In fact, the common law position is that nobody owns water – until it is contained in a tank, pipe, bottle, or some other vessel. At that stage it becomes the property of the person who owns the vessel. All common law rights to water use were nationalised in 1967 under Section 21 of the Water and Soil Conservation Act, with regional councils and unitary authorities having the responsibility for managing water under provisions in the Resource Management Act.
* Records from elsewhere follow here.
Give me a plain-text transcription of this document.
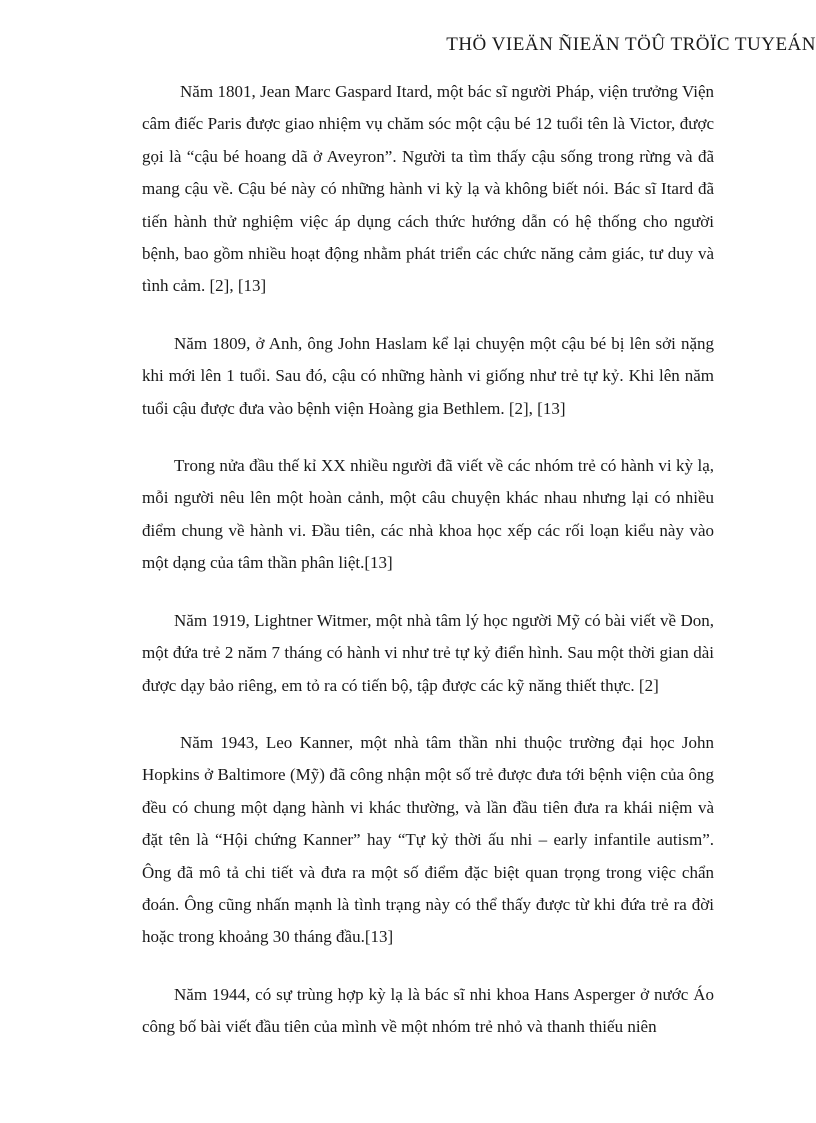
THÖ VIEÄN ÑIEÄN TÖÛ TRÖÏC TUYEÁN

Năm 1801, Jean Marc Gaspard Itard, một bác sĩ người Pháp, viện trưởng Viện câm điếc Paris được giao nhiệm vụ chăm sóc một cậu bé 12 tuổi tên là Victor, được gọi là “cậu bé hoang dã ở Aveyron”. Người ta tìm thấy cậu sống trong rừng và đã mang cậu về. Cậu bé này có những hành vi kỳ lạ và không biết nói. Bác sĩ Itard đã tiến hành thử nghiệm việc áp dụng cách thức hướng dẫn có hệ thống cho người bệnh, bao gồm nhiều hoạt động nhằm phát triển các chức năng cảm giác, tư duy và tình cảm. [2], [13]

Năm 1809, ở Anh, ông John Haslam kể lại chuyện một cậu bé bị lên sởi nặng khi mới lên 1 tuổi. Sau đó, cậu có những hành vi giống như trẻ tự kỷ. Khi lên năm tuổi cậu được đưa vào bệnh viện Hoàng gia Bethlem. [2], [13]

Trong nửa đầu thế kỉ XX nhiều người đã viết về các nhóm trẻ có hành vi kỳ lạ, mỗi người nêu lên một hoàn cảnh, một câu chuyện khác nhau nhưng lại có nhiều điểm chung về hành vi. Đầu tiên, các nhà khoa học xếp các rối loạn kiểu này vào một dạng của tâm thần phân liệt.[13]

Năm 1919, Lightner Witmer, một nhà tâm lý học người Mỹ có bài viết về Don, một đứa trẻ 2 năm 7 tháng có hành vi như trẻ tự kỷ điển hình. Sau một thời gian dài được dạy bảo riêng, em tỏ ra có tiến bộ, tập được các kỹ năng thiết thực. [2]

Năm 1943, Leo Kanner, một nhà tâm thần nhi thuộc trường đại học John Hopkins ở Baltimore (Mỹ) đã công nhận một số trẻ được đưa tới bệnh viện của ông đều có chung một dạng hành vi khác thường, và lần đầu tiên đưa ra khái niệm và đặt tên là “Hội chứng Kanner” hay “Tự kỷ thời ấu nhi – early infantile autism”. Ông đã mô tả chi tiết và đưa ra một số điểm đặc biệt quan trọng trong việc chẩn đoán. Ông cũng nhấn mạnh là tình trạng này có thể thấy được từ khi đứa trẻ ra đời hoặc trong khoảng 30 tháng đầu.[13]

Năm 1944, có sự trùng hợp kỳ lạ là bác sĩ nhi khoa Hans Asperger ở nước Áo công bố bài viết đầu tiên của mình về một nhóm trẻ nhỏ và thanh thiếu niên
I asked this week’s NZCPR Guest Commentator, public law and Treaty expert, former MP Stephen Franks, if he would explain the situation surrounding this new claim. He starts his excellent analysis The New Zealand Maori Council Water Rights Claim in his usual forthright fashion by explaining, “The Waitangi Tribunal claims just announced by the New Zealand Maori Council are unapologetically an attempt at legal mugging. Though purportedly based on the deep wounds Maoridom will feel if SOE shares are sold before the ownership of water is settled, the NZMC has made it plain that they will go away if they get some soothing free shares. The claims have little apparent legal merit. But on form to date I predict a reasonable chance they will succeed in levering shares out of an easy-touch government.”
So if National is an “easy touch” government, especially now that they have invited the Maori Party to be part of their coalition – even though they did not need to do so – are any of the other political parties likely to take a stand on behalf of the silent majority who feel this whole Treaty claims process is has gone too far?
The Greens could certainly not be relied on – their Maori rights agenda is more radical than most. And now that ACT has only one MP it is unlikely that they will take a stand or a lead. The United Party usually agrees with National, and while the new Conservative Party did take a stand before the election – especially on wanting to restore Crown ownership of the foreshore and seabed – having no presence in Parliament makes it difficult.
So that leaves Winston Peters and New Zealand First. He certainly has the potential to take a strong leadership position. Whether he does so, remains to be seen.